Esteban Trueba dio un bastonazo a .la sopera que su mujer tenía en las manos y la lanzó lejos, desparramando su contenido por el suelo. Blanca se puso de pie horrorizada. Era la primera vez que veía el mal humor de su padre dirigido contra Clara y pensó que ella entraría en uno de sus trances lunáticos y echaría a volar por la ventana, pero nada de eso ocurrió. Clara recogió los restos de la sopera rota con su calma habitual, sin dar muestras de escuchar las palabrotas de marinero que escupía Esteban. Esperó que terminara de rezongar, le dio las buenas noches con un beso tibio en la mejilla y salió llevándose a Blanca de la mano.

Blanca no perdió la tranquilidad por la ausencia de Pedro Tercero. Iba todos los días al río y esperaba. Sabía que la noticia de su regreso al campo llegaría al muchacho tarde o temprano y el llamado del amor lo alcanzaría dondequiera que estuviera.
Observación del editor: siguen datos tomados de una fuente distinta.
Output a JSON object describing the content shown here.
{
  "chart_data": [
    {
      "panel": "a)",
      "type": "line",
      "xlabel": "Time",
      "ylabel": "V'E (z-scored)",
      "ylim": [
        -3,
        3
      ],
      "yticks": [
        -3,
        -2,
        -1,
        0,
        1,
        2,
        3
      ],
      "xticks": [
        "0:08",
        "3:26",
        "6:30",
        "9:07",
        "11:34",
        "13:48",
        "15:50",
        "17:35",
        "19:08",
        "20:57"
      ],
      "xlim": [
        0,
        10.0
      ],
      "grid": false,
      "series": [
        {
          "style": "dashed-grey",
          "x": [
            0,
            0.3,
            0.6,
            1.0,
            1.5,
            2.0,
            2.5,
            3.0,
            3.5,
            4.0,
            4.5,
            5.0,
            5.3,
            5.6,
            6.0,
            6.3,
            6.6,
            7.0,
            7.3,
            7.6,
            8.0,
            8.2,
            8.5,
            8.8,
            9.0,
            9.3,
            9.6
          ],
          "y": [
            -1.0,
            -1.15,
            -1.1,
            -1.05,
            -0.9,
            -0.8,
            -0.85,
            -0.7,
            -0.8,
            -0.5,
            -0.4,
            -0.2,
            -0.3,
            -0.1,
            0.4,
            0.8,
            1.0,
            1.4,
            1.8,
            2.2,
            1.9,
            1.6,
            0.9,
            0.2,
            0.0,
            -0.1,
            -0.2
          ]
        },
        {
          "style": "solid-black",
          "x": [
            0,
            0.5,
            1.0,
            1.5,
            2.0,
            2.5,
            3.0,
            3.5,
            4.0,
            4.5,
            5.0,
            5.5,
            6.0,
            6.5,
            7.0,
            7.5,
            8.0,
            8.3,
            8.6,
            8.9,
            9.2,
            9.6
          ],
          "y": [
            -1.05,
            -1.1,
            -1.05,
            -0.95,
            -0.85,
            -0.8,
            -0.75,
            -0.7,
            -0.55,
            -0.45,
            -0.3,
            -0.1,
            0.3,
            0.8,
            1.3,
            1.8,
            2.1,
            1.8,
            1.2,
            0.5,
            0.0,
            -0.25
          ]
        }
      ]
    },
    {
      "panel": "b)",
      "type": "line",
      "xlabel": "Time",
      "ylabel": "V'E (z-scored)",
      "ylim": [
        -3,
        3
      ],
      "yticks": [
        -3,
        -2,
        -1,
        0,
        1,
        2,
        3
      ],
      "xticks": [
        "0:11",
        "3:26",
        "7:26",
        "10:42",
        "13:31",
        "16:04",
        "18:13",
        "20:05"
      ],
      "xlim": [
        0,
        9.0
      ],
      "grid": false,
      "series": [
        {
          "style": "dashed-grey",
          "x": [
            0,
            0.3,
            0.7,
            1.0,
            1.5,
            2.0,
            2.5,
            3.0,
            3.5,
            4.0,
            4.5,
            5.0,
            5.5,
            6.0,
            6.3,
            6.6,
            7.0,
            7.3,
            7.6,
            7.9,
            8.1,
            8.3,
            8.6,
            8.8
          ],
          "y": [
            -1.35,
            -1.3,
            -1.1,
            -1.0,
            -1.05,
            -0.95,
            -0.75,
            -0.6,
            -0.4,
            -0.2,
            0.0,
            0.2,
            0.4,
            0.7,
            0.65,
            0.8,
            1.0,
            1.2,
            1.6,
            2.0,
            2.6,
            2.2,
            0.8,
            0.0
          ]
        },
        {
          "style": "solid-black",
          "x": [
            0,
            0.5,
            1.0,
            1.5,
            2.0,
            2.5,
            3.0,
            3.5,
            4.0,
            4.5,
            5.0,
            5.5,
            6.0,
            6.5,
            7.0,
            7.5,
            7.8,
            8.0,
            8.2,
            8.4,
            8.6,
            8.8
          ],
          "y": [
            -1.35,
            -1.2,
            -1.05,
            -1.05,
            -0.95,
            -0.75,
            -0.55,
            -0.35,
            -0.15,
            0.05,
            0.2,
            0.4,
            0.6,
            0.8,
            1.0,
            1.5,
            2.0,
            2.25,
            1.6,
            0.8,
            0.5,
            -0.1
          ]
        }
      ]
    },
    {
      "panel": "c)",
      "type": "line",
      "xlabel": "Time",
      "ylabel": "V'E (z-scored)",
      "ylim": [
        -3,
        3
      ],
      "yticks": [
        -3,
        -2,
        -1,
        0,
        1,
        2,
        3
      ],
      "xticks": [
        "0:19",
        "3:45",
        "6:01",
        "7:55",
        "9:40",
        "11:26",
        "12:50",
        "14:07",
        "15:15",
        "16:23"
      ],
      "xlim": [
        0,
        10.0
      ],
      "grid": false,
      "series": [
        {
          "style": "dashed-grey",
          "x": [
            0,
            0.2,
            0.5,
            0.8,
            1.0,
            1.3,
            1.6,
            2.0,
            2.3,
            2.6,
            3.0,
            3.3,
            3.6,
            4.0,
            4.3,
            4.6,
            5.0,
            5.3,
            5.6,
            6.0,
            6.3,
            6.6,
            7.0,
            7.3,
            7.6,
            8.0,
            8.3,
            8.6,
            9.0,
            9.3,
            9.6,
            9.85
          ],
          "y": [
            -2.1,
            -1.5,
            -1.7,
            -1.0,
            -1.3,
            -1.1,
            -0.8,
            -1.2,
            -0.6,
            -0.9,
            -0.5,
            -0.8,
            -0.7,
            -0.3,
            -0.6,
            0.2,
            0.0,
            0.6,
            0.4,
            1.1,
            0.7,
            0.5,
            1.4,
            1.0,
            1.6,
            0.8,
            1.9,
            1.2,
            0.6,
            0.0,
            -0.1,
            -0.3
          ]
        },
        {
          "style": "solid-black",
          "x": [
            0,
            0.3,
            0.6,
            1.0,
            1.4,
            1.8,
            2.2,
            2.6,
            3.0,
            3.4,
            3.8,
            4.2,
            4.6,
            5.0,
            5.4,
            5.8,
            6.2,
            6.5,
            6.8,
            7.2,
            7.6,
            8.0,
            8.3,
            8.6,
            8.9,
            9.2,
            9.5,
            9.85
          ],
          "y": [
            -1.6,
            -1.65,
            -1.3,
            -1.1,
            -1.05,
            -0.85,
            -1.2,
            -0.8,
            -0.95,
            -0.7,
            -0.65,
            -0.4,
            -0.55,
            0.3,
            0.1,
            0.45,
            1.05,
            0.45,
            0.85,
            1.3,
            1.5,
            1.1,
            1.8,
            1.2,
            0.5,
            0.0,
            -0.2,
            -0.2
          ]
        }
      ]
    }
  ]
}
Así fue, en efecto. Al quinto día vio llegar a un tipo zarrapastroso, cubierto con una manta invernal y un sombrero de ala ancha, arrastrando un burro cargado de utensilios de cocina, ollas de peltre, teteras de cobre, grandes marmitas de fierro esmaltado, cucharones de todos los tamaños, con una sonajera de latas que anunciaba su paso con diez minutos de anticipación. No lo reconoció. Parecía un anciano miserable, uno de esos tristes viajeros que van por la provincia con su mercadería de puerta en puerta. Se le paró al frente, se quitó el sombrero y entonces ella vio los hermosos ojos negros brillando en el centro de una melena y una barba hirsutas. El burro se quedó mordisqueando la yerba con su fastidio de ollas ruidosas, mientras Blanca y Pedro Tercero saciaban el hambre y la sed acumulados en tantos meses de silencio y de separación, rodando por las piedras y los matorrales y gimiendo como desesperados. Después se quedaron abrazados entre las cañas de la orilla. Entre el zumzum de los matapiojos y el croar de las ranas, ella le contó que se había puesto cáscaras de plátano y papel secante en los zapatos para que le diera fiebre y había tragado tiza molida hasta que le dio tos de verdad, para convencer a las monjas de que su inapetencia y su palidez eran síntomas seguros de la tisis.